Stepping back from the individual congregational level a moment, would you say that it was helpful for denominational branding to drop any frontline mention of CR in the newly-named World Renew and Resonate?  I would assume (perhaps incorrectly?) that your job would have placed you in position to have significant input into the renaming process.  Can we really expect individual congregations to follow a different path than that which is modeled by the denomination?

Thanks, Kristen. I’ve been working with a template for business cards, PPT, etc. that attempts to keep pace with the visual language of CRC communications (especially the website), and it seems to be holding together – so far, at least. Here’s a link, if you’re interested.

I do think that Eric (comment below) brings up a good point – if the CRC denominational agencies believe an independent brand is better received by their target audience, individual congregations cannot be expected to remain under a denominational visual identity. Much of the research that I’ve done and read regarding our name alone deals solely with the word “Reformed.” Practically, it’s a word that few people use today, and when used it evokes a negative history or even condemning, judgmental viewpoint. Many CRC members simply don’t want to have the educational discussion with persons who have little time for a history or theological lesson. Chalk one up for the times we live in.
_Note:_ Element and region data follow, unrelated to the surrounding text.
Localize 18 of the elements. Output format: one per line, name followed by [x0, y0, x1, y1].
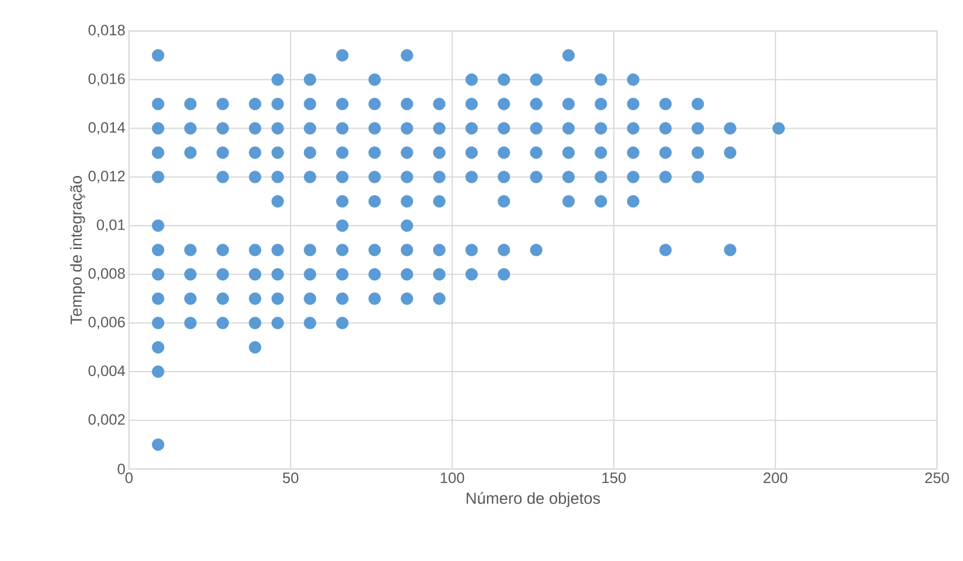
y-tick-label: 0,018: [88, 24, 125, 38]
y-axis-title: Tempo de integração: [70, 176, 86, 324]
x-tick-label: 250: [925, 472, 949, 484]
y-tick-label: 0,01: [96, 219, 125, 232]
x-axis-title: Número de objetos: [466, 492, 600, 508]
x-tick-label: 100: [440, 472, 464, 484]
x-tick-label: 150: [602, 472, 626, 484]
y-tick-label: 0,008: [88, 268, 125, 281]
x-tick-label: 50: [282, 472, 298, 484]
x-tick-label: 0: [125, 472, 133, 484]
y-tick-label: 0: [118, 464, 125, 474]
y-tick-label: 0,002: [88, 414, 125, 427]
x-tick-label: 200: [764, 472, 788, 484]
y-tick-label: 0,016: [88, 73, 125, 86]
y-tick-label: 0,012: [88, 170, 125, 184]
y-tick-label: 0,014: [88, 122, 126, 135]
y-tick-label: 0,004: [88, 365, 126, 378]
y-tick-label: 0,006: [88, 316, 125, 330]
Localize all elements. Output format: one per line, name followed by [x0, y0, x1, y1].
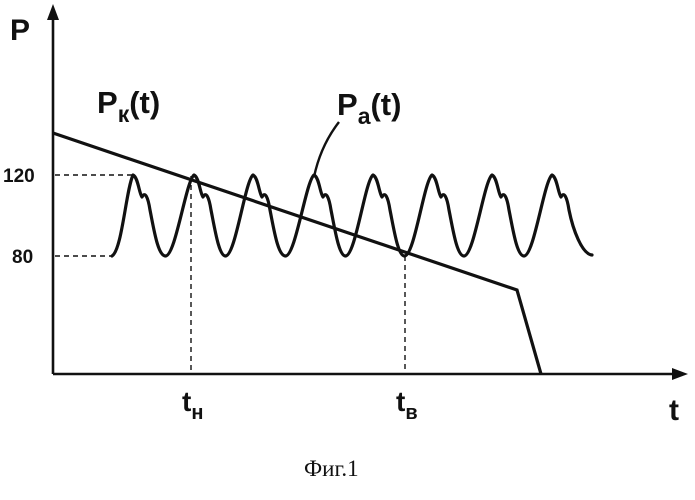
level-120-label: 120: [3, 166, 35, 187]
t-end-sub: в: [405, 402, 417, 424]
pa-curve: [112, 175, 592, 256]
figure-caption: Фиг.1: [304, 456, 359, 481]
pa-leader-line: [314, 122, 339, 177]
level-80-label: 80: [12, 247, 33, 268]
t-end-main: t: [396, 386, 405, 417]
pk-label-arg: (t): [129, 85, 160, 120]
x-axis-arrow: [672, 368, 688, 380]
y-axis-arrow: [47, 4, 59, 20]
pa-label: Pa(t): [337, 87, 401, 129]
pk-label-sub: к: [118, 101, 130, 127]
pk-label: Pк(t): [97, 85, 160, 127]
pk-label-main: P: [97, 85, 118, 120]
t-start-main: t: [182, 386, 191, 417]
guide-lines: [55, 175, 405, 372]
t-end-label: tв: [396, 386, 418, 424]
pa-label-sub: a: [358, 103, 371, 129]
pa-label-arg: (t): [370, 87, 401, 122]
t-start-label: tн: [182, 386, 203, 424]
y-axis-label: P: [10, 14, 30, 47]
pa-label-main: P: [337, 87, 358, 122]
x-axis-label: t: [669, 394, 679, 427]
t-start-sub: н: [191, 402, 203, 424]
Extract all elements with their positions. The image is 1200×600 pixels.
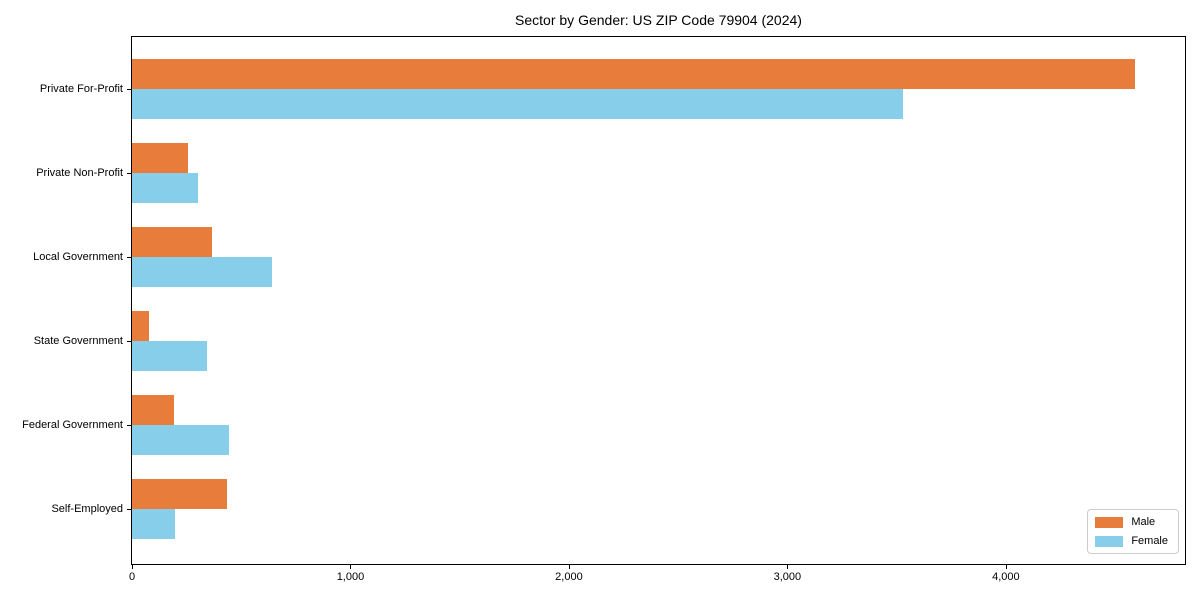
- bar-female-0: [132, 89, 904, 119]
- bar-male-5: [132, 479, 228, 509]
- x-tick-mark: [787, 565, 789, 569]
- bar-female-2: [132, 257, 272, 287]
- y-tick-mark: [127, 89, 131, 90]
- x-tick-label: 1,000: [336, 571, 365, 583]
- legend-entry-male: Male: [1095, 516, 1168, 528]
- x-tick-mark: [132, 565, 133, 569]
- y-tick-label: Private For-Profit: [39, 83, 123, 95]
- bar-male-1: [132, 143, 188, 173]
- female-legend-swatch: [1095, 535, 1124, 547]
- chart-title: Sector by Gender: US ZIP Code 79904 (202…: [515, 12, 802, 28]
- x-tick-label: 0: [128, 571, 136, 583]
- legend-label-female: Female: [1131, 535, 1168, 547]
- legend: Male Female: [1087, 509, 1179, 554]
- y-tick-label: Local Government: [33, 251, 123, 263]
- y-tick-mark: [127, 425, 131, 426]
- y-tick-label: Self-Employed: [51, 503, 123, 515]
- bar-male-0: [132, 59, 1135, 89]
- x-tick-label: 2,000: [555, 571, 583, 583]
- legend-entry-female: Female: [1095, 535, 1168, 547]
- bar-female-5: [132, 509, 175, 539]
- x-tick-mark: [568, 565, 570, 569]
- y-tick-label: Private Non-Profit: [36, 167, 123, 179]
- y-tick-label: State Government: [33, 335, 123, 347]
- bar-female-4: [132, 425, 230, 455]
- x-tick-label: 4,000: [992, 571, 1020, 583]
- y-tick-mark: [127, 257, 131, 258]
- plot-area: Private For-Profit Private Non-Profit Loca…: [22, 36, 1186, 583]
- male-legend-swatch: [1095, 516, 1124, 528]
- y-tick-mark: [127, 509, 131, 510]
- x-tick-label: 3,000: [773, 571, 802, 583]
- y-tick-mark: [127, 173, 131, 174]
- x-tick-mark: [1005, 565, 1007, 569]
- bar-male-4: [132, 395, 174, 425]
- bar-female-1: [132, 173, 198, 203]
- y-tick-label: Federal Government: [22, 419, 123, 431]
- bar-female-3: [132, 341, 208, 371]
- legend-label-male: Male: [1131, 516, 1156, 528]
- bar-male-2: [132, 227, 212, 257]
- bar-male-3: [132, 311, 150, 341]
- x-tick-mark: [350, 565, 352, 569]
- y-tick-mark: [127, 341, 131, 342]
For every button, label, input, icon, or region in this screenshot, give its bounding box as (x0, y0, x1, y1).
On the other hand, a strong, positive, cohesive, and adaptable visual brand could increase in value if it was managed well throughout our congregations and ministries. Hence, asking the questions from Church Juice at a denominational level might be worthwhile.

Thanks for your work.

The branding looks great, Michael. Nice job.  If you haven't already seen these, you can check out our CRCNA brand standards at

I hope that my earlier comment didn't sound like I was judging churches for their decision to drop "Christian Reformed" from their name. I can understand why they do it.  I was working at World Renew when they went through their name change and I know a lot of thought and prayer went into it. I believe it was the right decision for them (as it probably is for some congregations) . I'm just saying that it makes it harder for me to develop the brand of the CRCNA when it isn't well embraced by all our ministries and congregations. 

As for the other elements of our brand...for example, figuring out "what does it mean to be Christian Reformed to people today"...that is something that is an ever-evolving part of my work. It is also part of our ministry plan (Our Journey 2020). Some of the questions on the denominational survey asked about this, so I'm excited to see what those results will be.